Penalties and No-Delays Policy at Warehouses
VASA can also introduce a system of penalties for delays. The transportation companies pay their drivers if they have to work overtime, which happens quite often due to dispatch and unloading delays. The two transportation companies note that they often have difficulties with the provision of trucks on VASA’s demand due to the shortage of vehicles (Sanchez Loppacher et al., 2013). They stress that the delays at warehouses tend to lead to delays with other deliveries. VASA should ensure timely dispatch, but it should also negotiate the use of penalties for delays at warehouses. The company should discuss the need to unload trucks timely as this affects other deliveries. VASA should discuss the specific periods of deliveries with its partners, which will help them adhere to their schedules.
The barriers to effective implementation of these solutions are associated with companies’ focus on their cultures and interests. For example, the introduction of penalties may be seen as unacceptable at CristaLog Hnos. and Transfer S. A. that have full- and part-time drivers as well as contract additional drivers when necessary. The transportation companies may concentrate on their potential lack of labor force as drivers will simply avoid cooperating with them. Furthermore, customers may be reluctant to improve their own processes related to unloading, so the shortage of trucks and delays caused by the ineffectiveness of warehouses’ operations will remain a burning issue. Nevertheless, VASA should try to undertake the steps mentioned above if it wants to keep its partnerships with Transfer S. A. and CristaLog Hnos. The glass manufacturer should be ready to invest additional time and funds to improve its supply chain management and relationships with the transportation companies in question.
Addo-Tenkorang, R., Helo, P., & Kantola, J. (2016). Concurrent enterprise: A conceptual framework for enterprise supply-chain network activities. Enterprise Information Systems, 11(4), 474-511. Web.

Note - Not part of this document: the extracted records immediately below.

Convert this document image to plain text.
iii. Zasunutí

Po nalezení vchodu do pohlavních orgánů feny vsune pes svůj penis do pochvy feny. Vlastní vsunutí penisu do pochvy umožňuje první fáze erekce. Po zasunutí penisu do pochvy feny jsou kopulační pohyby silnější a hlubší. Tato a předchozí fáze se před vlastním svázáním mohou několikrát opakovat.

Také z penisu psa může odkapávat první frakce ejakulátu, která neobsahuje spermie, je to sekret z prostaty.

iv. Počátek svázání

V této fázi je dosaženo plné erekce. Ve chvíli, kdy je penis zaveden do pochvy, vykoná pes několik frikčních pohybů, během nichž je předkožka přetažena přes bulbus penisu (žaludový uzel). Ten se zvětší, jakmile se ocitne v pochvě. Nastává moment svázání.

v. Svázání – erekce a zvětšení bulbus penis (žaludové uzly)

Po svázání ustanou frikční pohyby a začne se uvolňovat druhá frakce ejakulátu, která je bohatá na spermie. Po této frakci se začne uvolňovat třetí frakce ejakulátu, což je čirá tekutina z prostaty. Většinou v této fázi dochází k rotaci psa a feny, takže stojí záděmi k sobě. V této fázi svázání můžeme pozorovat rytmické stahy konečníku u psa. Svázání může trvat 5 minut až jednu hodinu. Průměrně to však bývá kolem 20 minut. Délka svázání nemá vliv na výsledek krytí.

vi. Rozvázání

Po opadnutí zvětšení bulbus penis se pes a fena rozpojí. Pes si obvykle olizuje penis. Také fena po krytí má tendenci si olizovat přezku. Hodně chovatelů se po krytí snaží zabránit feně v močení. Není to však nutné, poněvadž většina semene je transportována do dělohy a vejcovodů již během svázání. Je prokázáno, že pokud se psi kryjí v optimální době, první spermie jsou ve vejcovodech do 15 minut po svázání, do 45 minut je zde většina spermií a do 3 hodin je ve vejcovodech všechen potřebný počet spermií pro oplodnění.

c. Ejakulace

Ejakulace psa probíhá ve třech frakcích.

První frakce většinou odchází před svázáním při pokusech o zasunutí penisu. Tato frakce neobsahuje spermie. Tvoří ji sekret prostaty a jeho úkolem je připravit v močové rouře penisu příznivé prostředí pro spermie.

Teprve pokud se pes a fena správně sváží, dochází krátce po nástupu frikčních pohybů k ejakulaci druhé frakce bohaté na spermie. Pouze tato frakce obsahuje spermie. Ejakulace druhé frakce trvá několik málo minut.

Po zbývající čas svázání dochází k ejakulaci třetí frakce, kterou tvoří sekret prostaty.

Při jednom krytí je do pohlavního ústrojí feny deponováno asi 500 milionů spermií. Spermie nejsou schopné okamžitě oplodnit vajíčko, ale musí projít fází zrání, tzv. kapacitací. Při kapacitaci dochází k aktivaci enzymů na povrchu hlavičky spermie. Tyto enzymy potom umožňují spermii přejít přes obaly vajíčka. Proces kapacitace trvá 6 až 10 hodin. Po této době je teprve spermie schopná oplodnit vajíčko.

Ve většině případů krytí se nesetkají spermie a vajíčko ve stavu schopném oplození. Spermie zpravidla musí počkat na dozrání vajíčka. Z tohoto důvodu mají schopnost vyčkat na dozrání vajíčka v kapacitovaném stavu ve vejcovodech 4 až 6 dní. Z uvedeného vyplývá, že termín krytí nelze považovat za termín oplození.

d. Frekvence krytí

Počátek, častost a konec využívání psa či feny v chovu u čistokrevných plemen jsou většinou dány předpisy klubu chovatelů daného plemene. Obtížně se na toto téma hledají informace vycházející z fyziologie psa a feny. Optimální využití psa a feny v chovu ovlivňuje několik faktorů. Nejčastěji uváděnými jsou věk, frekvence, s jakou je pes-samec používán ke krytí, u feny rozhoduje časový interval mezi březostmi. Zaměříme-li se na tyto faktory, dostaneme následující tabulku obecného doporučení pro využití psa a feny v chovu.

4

Helo, P., Shamsuzzoha, M., & Sandhu, M. (2016). Cloud-based virtual supply chain. In Proceedings of the 2016 International Conference on Industrial Engineering and Operations Management (pp. 150-155). Detroit, MI: IEOM Society International.
Morana, J. (2013). Sustainable supply chain management. Hoboken, NJ: John Wiley & Sons.
Ross, D. F. (2016). Introduction to supply chain management technologies (2nd ed.). Boca Raton, FL: CRC Press.
Sanchez Loppacher, J., Pancotto, M., & Vera, M. F. (2013). Rethinking distribution logistics at VASA, Pilkington. Harvard Business Review, NA0247, 1-25.